Court Opinion

ID: 9605024
Source: CourtListenerOpinion
Date Created: 2023-08-22 02:29:34.711834+00
Date Added: 2024-06-11T12:07:40.956444
License: Public Domain

BISTLINE, Justice,
on denial of petition for rehearing.
A second review of the appeal record convinces me again that there are some instances where for certain the rules of code pleading are superior to rules promulgated by a court which has better business to attend to. It is absurd to say that a jury trial, once demanded, is not waived by failing to appear at the jury trial which has been demanded. The Court having accomplished the demise of the former statute should either ask the legislature to resurrect it, or promulgate a rule which speaks similarly.

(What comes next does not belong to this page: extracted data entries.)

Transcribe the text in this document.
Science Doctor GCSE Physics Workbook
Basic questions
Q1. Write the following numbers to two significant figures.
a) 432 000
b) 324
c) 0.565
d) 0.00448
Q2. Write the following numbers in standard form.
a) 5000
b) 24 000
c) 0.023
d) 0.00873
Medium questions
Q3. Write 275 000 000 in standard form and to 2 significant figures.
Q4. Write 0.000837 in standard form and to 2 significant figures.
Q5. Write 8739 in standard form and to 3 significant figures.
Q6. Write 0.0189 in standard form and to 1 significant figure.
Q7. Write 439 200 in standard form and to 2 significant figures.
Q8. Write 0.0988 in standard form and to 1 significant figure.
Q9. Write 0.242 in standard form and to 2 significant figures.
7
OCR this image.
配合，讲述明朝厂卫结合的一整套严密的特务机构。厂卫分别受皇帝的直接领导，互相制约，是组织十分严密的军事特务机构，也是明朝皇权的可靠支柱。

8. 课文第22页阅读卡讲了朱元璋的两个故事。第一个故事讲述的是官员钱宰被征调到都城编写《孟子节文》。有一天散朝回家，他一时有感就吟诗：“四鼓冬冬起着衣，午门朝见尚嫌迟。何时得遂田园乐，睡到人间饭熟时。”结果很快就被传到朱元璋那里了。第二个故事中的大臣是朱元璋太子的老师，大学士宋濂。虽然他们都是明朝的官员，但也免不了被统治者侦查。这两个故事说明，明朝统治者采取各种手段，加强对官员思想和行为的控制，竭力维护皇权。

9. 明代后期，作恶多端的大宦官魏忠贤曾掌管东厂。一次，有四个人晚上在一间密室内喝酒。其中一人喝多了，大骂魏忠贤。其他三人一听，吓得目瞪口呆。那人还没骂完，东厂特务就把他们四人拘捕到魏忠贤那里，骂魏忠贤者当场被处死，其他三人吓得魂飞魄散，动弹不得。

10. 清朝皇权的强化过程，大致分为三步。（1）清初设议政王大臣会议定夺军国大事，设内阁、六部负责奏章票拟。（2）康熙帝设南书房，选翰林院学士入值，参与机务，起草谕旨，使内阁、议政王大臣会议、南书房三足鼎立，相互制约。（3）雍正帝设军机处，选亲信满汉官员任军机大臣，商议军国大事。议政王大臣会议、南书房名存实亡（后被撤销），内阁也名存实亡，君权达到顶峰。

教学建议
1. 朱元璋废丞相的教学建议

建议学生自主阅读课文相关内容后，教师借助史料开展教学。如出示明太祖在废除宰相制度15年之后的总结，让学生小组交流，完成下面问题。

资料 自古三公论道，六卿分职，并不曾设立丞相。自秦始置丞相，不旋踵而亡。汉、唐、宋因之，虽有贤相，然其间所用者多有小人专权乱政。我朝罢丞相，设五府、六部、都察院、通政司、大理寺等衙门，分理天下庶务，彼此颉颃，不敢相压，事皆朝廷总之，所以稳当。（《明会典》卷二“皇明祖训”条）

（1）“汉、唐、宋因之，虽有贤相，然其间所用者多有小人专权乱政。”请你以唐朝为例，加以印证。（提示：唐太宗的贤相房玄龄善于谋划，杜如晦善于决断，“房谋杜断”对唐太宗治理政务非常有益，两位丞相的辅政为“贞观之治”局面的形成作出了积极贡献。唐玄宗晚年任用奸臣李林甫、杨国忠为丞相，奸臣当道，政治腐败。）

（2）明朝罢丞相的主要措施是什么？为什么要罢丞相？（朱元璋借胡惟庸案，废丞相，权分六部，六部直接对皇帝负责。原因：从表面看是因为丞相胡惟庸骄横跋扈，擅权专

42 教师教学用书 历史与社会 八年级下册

On reconsideration of the main issue, that of no notice being sent to the defendants at their last known address, I have weighed the facts and results of this case against what I consider to be a horrendous abuse of court rules in Sherwood & Roberts v. Riplinger, Idaho, 650 P.2d 677 (1982), and find absolutely no comparison. In the latter case the defendant Riplinger appeared through counsel, filed pleadings, went through discovery, and the controversy was completely at issue when his counsel withdrew. Never actually ordered by the district court to do anything, he nonetheless contacted the court’s clerk and advised that he would represent himself — but hoped to have an attorney if he could obtain one. For his transgression in not telling the court how he would appear (perhaps spiritually, perhaps in the flesh, whatever) he was defaulted and judgment taken against him without notice — as lamented by Justice McFadden in his opinion — all in the holy name of the Court’s rules of civil procedure. Yet I find it impossible to believe that any practicing attorney who took part in the meetings of that Rules committee ever envisioned such a manifestly unjust application. Presently I incline to the belief that a majority of the Court should require amicus briefs from the Rules committee whenever the Court’s rules are up for application or interpretation.
On the other hand, the Beckstrands did not deign to appear through counsel, plagued the district court with inept pleadings — including a demand for a jury trial— and in essence advised the court in ambiguous language as to where they might physically not be found, and then disappeared. Nevertheless, they did have a last known address. Everyone has to be some place, and when they leave that place it is inescapable that it becomes the last known address — even be it so vague as the Greyhound Bus Depot in Provo, Utah, which, according to the record here would not be much different than the last one of which the district court had any knowledge. With a majority of the Court willing to put the county to the expense of a jury trial, and with Justice Bakes seeing this case in a more enlightened view than that with which Riplinger was blessed, and because two (or more) wrongs do not make a right, I have concluded to join the point of view expressed by Justice Bakes in his opinion and change my vote to allowing an entire new trial on all issues.